Peringatan Hari Hak Asasi Manusi (HAM) Sedunia, yang jatuh pada 10 Desember setiap tahunnya, kali ini menjadi saksi bisu suramnya wajah penegakan HAM di Indonesia selama setahun terakhir.

Pengesahan Kitab Undang-Undang Hukum Pidana (RKUHP) pada 6 Desember lalu semakin memperkuat upaya dan pembiaran negara dalam berbagai peristiwa pelecehan dan intimidasi terhadap warga negara, pembatasan terhadap kebebasan sipil, serta diskriminasi terhadap kelompok minoritas. Ini belum termasuk dosa pemerintah atas sejumlah kasus pelanggaran HAM berat di masa lalu.

Ini bukan hanya membuktikan negara tidak serius melindungi HAM di dalam negeri, tapi juga mencoreng wajah Indonesia di mata dunia dalam bidang pemajuan dan penghormatan HAM.

Ruang kebebasan sipil semakin tergerus

Pengesahan KUHP menjadi satu dari sekian banyak bukti bahwa kebebasan sipil maupun hak-hak ekonomi, sosial, dan budaya masyarakat Indonesia, terutama dari kaum marjinal dan minoritas, masih terancam.
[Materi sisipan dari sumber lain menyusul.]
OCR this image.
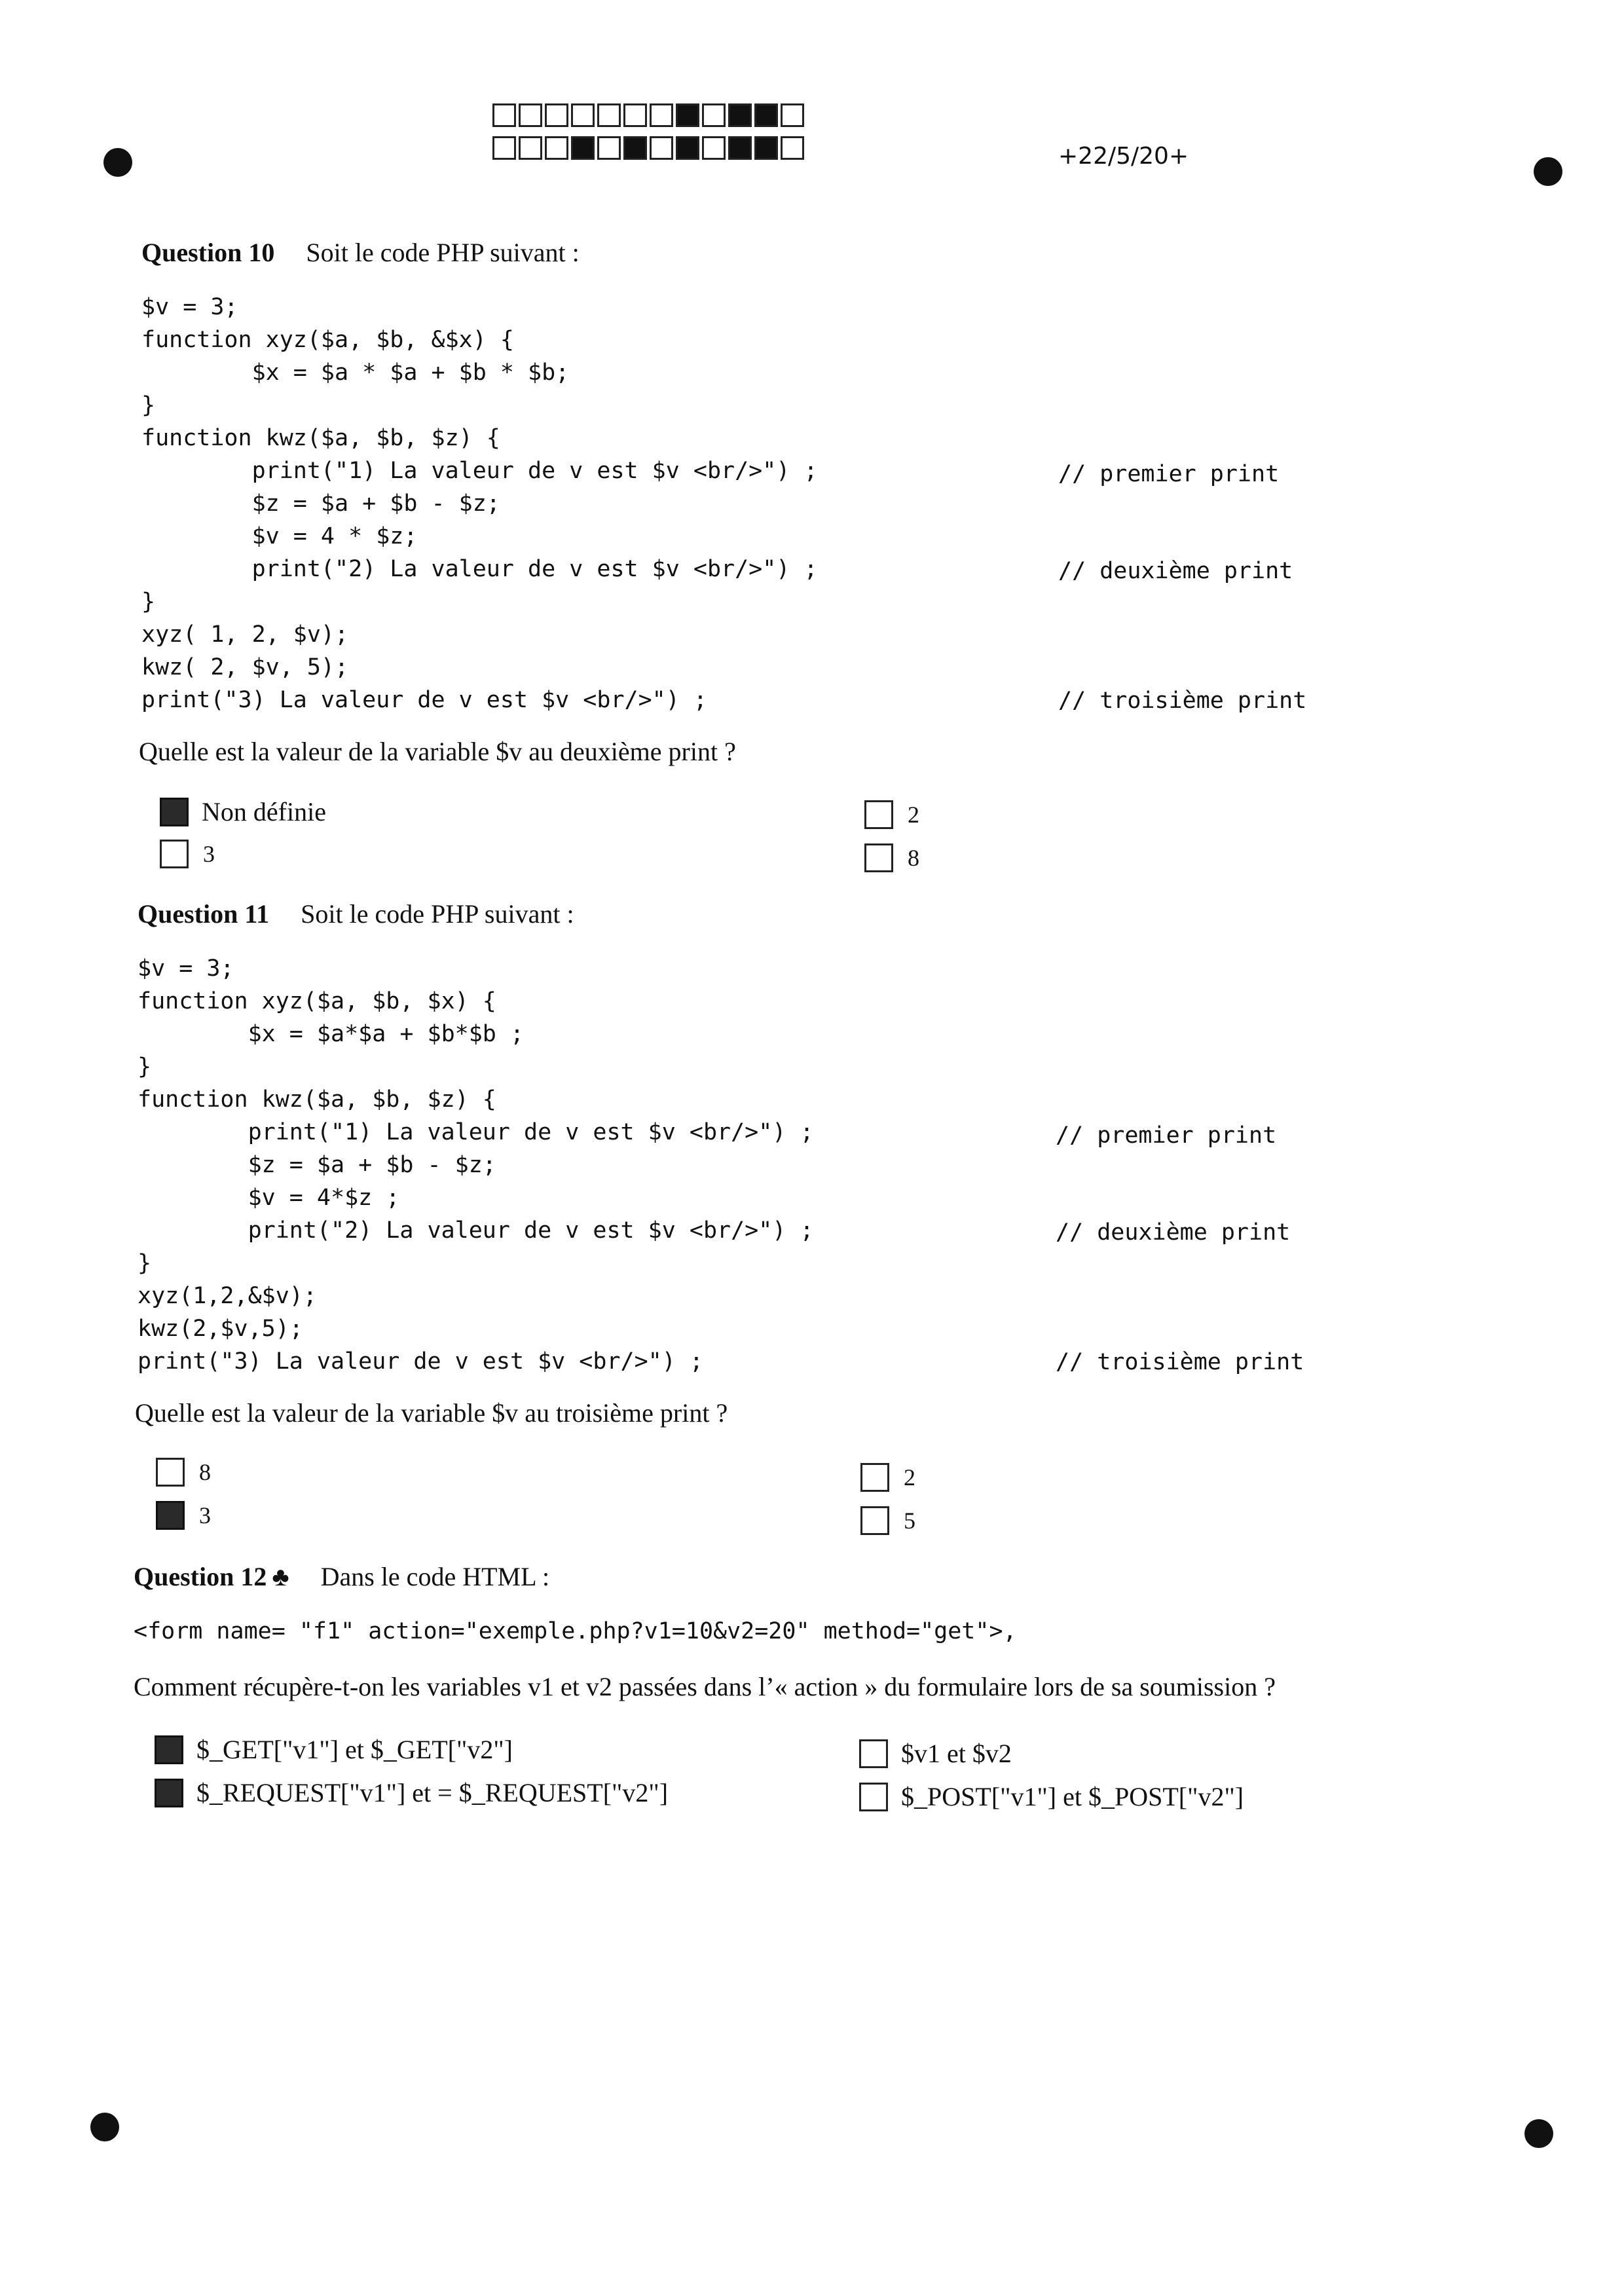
+22/5/20+
Question 10 Soit le code PHP suivant :
$v = 3;
function xyz($a, $b, &$x) {
$x = $a * $a + $b * $b;
}
function kwz($a, $b, $z) {
print("1) La valeur de v est $v <br/>") ;
$z = $a + $b - $z;
$v = 4 * $z;
print("2) La valeur de v est $v <br/>") ;
}
xyz( 1, 2, $v);
kwz( 2, $v, 5);
print("3) La valeur de v est $v <br/>") ;
// premier print
// deuxième print
// troisième print
Quelle est la valeur de la variable $v au deuxième print ?
Non définie
3
2
8
Question 11 Soit le code PHP suivant :
$v = 3;
function xyz($a, $b, $x) {
$x = $a*$a + $b*$b ;
}
function kwz($a, $b, $z) {
print("1) La valeur de v est $v <br/>") ;
$z = $a + $b - $z;
$v = 4*$z ;
print("2) La valeur de v est $v <br/>") ;
}
xyz(1,2,&$v);
kwz(2,$v,5);
print("3) La valeur de v est $v <br/>") ;
// premier print
// deuxième print
// troisième print
Quelle est la valeur de la variable $v au troisième print ?
8
3
2
5
Question 12 ♣ Dans le code HTML :
<form name= "f1" action="exemple.php?v1=10&v2=20" method="get">,
Comment récupère-t-on les variables v1 et v2 passées dans l’« action » du formulaire lors de sa soumission ?
$_GET["v1"] et $_GET["v2"]
$_REQUEST["v1"] et = $_REQUEST["v2"]
$v1 et $v2
$_POST["v1"] et $_POST["v2"]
Ini membahayakan HAM secara umum.

Aturan baru ini, yang pembahasannya memakan waktu lebih dari 60 tahun, memuat sejumlah pasal yang bertentangan dengan prinsip HAM internasional. Di antaranya adalah pasal penghinaan terhadap presiden dan wakil presiden, penghinaan terhadap pemerintah yang sah, penyiaran “berita bohong”, penyelenggaraan aksi protes (demonstrasi) tanpa izin, penghinaan terhadap lembaga negara, serta pencemaran nama baik.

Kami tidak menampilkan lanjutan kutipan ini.